Im März 1912 schlagen hunderte Suffragetten in einer Großaktion mit Hämmern Schaufensterscheiben in der Londoner City und im Westend ein. Christabel Punkhurst flieht nach Paris, ihre Mutter verschwindet hinter Gittern. Die Suffragetten gehen nun zu Golfplatzzerstörungen über, sprengen Briefkästen, kappen Telefonleitungen und werfen Brandsätze in öffentliche Gebäude. Nicht einmal das Schloss des Prinzen Christian und der Sitz des Erzbischofs von Canterbury sind vor Attacken sicher. Die Bahnhöfe Birmingham, Saunderton und Croxley Green werden gesprengt und im Februar 1913 detoniert eine Bombe am Landhaus des Schatzkanzlers David Lloyd George (1863-1945).

Emily Wilding Davison - Die erste Märtyrerin

Beim Derby in Epsom will Emily Wilding Davison (1872-1913) am 4. Juni 1913 ein Zeichen setzen. Die protesterprobte Suffragette, die mehrfach in Haft saß, zwangsernährt und schikaniert wurde, stürmt mit einer Fahne der WSPU auf die Galopprennbahn und wirft sich vor das Pferd König Georgs V.; sie erleidet schwerste innere Verletzungen und stirbt wenige Tage später.
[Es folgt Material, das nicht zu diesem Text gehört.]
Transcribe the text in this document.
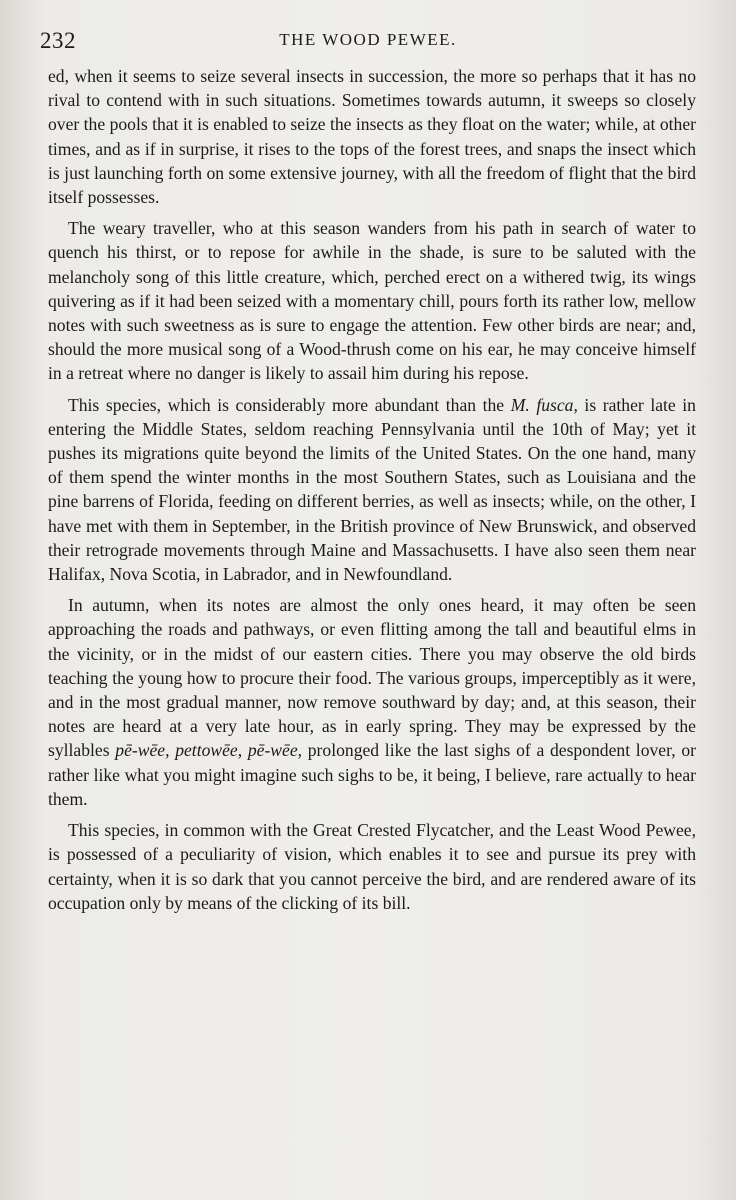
232	THE WOOD PEWEE.

ed, when it seems to seize several insects in succession, the more so perhaps that it has no rival to contend with in such situations. Sometimes towards autumn, it sweeps so closely over the pools that it is enabled to seize the insects as they float on the water; while, at other times, and as if in surprise, it rises to the tops of the forest trees, and snaps the insect which is just launching forth on some extensive journey, with all the freedom of flight that the bird itself possesses.

The weary traveller, who at this season wanders from his path in search of water to quench his thirst, or to repose for awhile in the shade, is sure to be saluted with the melancholy song of this little creature, which, perched erect on a withered twig, its wings quivering as if it had been seized with a momentary chill, pours forth its rather low, mellow notes with such sweetness as is sure to engage the attention. Few other birds are near; and, should the more musical song of a Wood-thrush come on his ear, he may conceive himself in a retreat where no danger is likely to assail him during his repose.

This species, which is considerably more abundant than the M. fusca, is rather late in entering the Middle States, seldom reaching Pennsylvania until the 10th of May; yet it pushes its migrations quite beyond the limits of the United States. On the one hand, many of them spend the winter months in the most Southern States, such as Louisiana and the pine barrens of Florida, feeding on different berries, as well as insects; while, on the other, I have met with them in September, in the British province of New Brunswick, and observed their retrograde movements through Maine and Massachusetts. I have also seen them near Halifax, Nova Scotia, in Labrador, and in Newfoundland.

In autumn, when its notes are almost the only ones heard, it may often be seen approaching the roads and pathways, or even flitting among the tall and beautiful elms in the vicinity, or in the midst of our eastern cities. There you may observe the old birds teaching the young how to procure their food. The various groups, imperceptibly as it were, and in the most gradual manner, now remove southward by day; and, at this season, their notes are heard at a very late hour, as in early spring. They may be expressed by the syllables pē-wēe, pettowēe, pē-wēe, prolonged like the last sighs of a despondent lover, or rather like what you might imagine such sighs to be, it being, I believe, rare actually to hear them.

This species, in common with the Great Crested Flycatcher, and the Least Wood Pewee, is possessed of a peculiarity of vision, which enables it to see and pursue its prey with certainty, when it is so dark that you cannot perceive the bird, and are rendered aware of its occupation only by means of the clicking of its bill.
Inhaftierte Suffragetten treten in einen Durststreik.

Emmeline Pankhurst und die Führung der Suffragetten befinden sich in einer Zwickmühle. Sie verfügen über eine Märtyrerin ("Engel der Rennbahn") und Weltpresse berichtet über sie. Die Regierung gerät mehr und mehr in Bedrängnis. Nach geltender Guerillalogik müssten die Suffragetten nach dem Tod der Emily Wilding Davison die Gewalt eigentlich steigern und zu Attentaten auf Politiker übergehen. Menschen gezielt zu töten oder zu verletzen widerstrebt aber selbst radikal-militanten Feministinnen. Die Bewegung steht am Scheideweg. Sie hat zwar viel Aufmerksamkeit erlangt, aber über eine Basis im Volk verfügt sie mit ihren etwa 2.000 festen Mitgliedern nicht.